Gameplay e accessibilità: perché City of the Wolves funziona
Fatal Fury: City of the Wolves non è solo nostalgia. È un titolo che prova davvero a modernizzare la formula.
Tra gli elementi chiave trovi:
- il REV System, che rende i combattimenti più dinamici
- uno stile artistico deciso e riconoscibile
- controlli accessibili anche per chi è alle prime armi
- rollback netcode per partite online più stabili
- cross-platform attivo
Questo significa una cosa sola: puoi giocare subito, ma ci vuole tempo per padroneggiarlo davvero.
E qui entra in gioco Blue Mary. È uno di quei personaggi che rappresentano perfettamente questa filosofia. Facile da capire, difficile da dominare.
Un ritorno che parla ai fan storici e ai nuovi giocatori
Il ritorno di Blue Mary non è solo fan service. È una scelta precisa per rafforzare l’identità del gioco.
Da un lato hai un personaggio storico, legato alla memoria della serie. Dall’altro hai un sistema moderno che punta a coinvolgere anche chi non ha mai giocato un Fatal Fury.

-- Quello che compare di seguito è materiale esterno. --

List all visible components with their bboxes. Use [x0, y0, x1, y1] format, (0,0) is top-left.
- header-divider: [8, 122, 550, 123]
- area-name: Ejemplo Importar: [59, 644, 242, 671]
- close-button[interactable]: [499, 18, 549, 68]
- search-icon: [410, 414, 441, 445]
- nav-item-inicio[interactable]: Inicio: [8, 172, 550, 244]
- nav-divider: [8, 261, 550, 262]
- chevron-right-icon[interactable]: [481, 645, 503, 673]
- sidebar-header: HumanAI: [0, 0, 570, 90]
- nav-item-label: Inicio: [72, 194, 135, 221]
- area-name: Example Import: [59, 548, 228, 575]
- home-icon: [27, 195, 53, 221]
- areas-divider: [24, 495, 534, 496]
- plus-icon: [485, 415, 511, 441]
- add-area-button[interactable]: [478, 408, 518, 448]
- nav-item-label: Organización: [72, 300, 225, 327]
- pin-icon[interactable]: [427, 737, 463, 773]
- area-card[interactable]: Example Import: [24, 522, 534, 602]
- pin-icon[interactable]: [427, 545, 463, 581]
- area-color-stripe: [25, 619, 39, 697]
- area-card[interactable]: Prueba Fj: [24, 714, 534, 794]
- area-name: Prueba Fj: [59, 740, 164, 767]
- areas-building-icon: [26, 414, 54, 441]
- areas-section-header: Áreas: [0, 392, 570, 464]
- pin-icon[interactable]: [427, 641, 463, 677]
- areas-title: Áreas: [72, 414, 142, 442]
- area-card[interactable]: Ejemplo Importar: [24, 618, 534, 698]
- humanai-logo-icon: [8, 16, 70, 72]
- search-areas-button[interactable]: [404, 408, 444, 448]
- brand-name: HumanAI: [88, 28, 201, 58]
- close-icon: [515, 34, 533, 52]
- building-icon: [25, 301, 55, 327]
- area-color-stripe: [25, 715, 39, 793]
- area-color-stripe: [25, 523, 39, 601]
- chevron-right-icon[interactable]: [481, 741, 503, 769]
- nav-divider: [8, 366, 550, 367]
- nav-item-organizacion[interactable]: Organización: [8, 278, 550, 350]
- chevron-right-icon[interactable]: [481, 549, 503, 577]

Il risultato è un equilibrio interessante:
- nostalgia per chi conosce già South Town
- accessibilità per chi entra ora
- profondità per chi vuole competere online
E soprattutto, un supporto continuo che dimostra come SNK stia puntando davvero sul lungo periodo.
Il 26 marzo non arriva solo un nuovo personaggio. Arriva un pezzo importante della storia dei picchiaduro, aggiornato per il presente.
Se giochi a City of the Wolves, sai già cosa fare. Se non lo fai ancora, questo potrebbe essere il momento giusto per iniziare.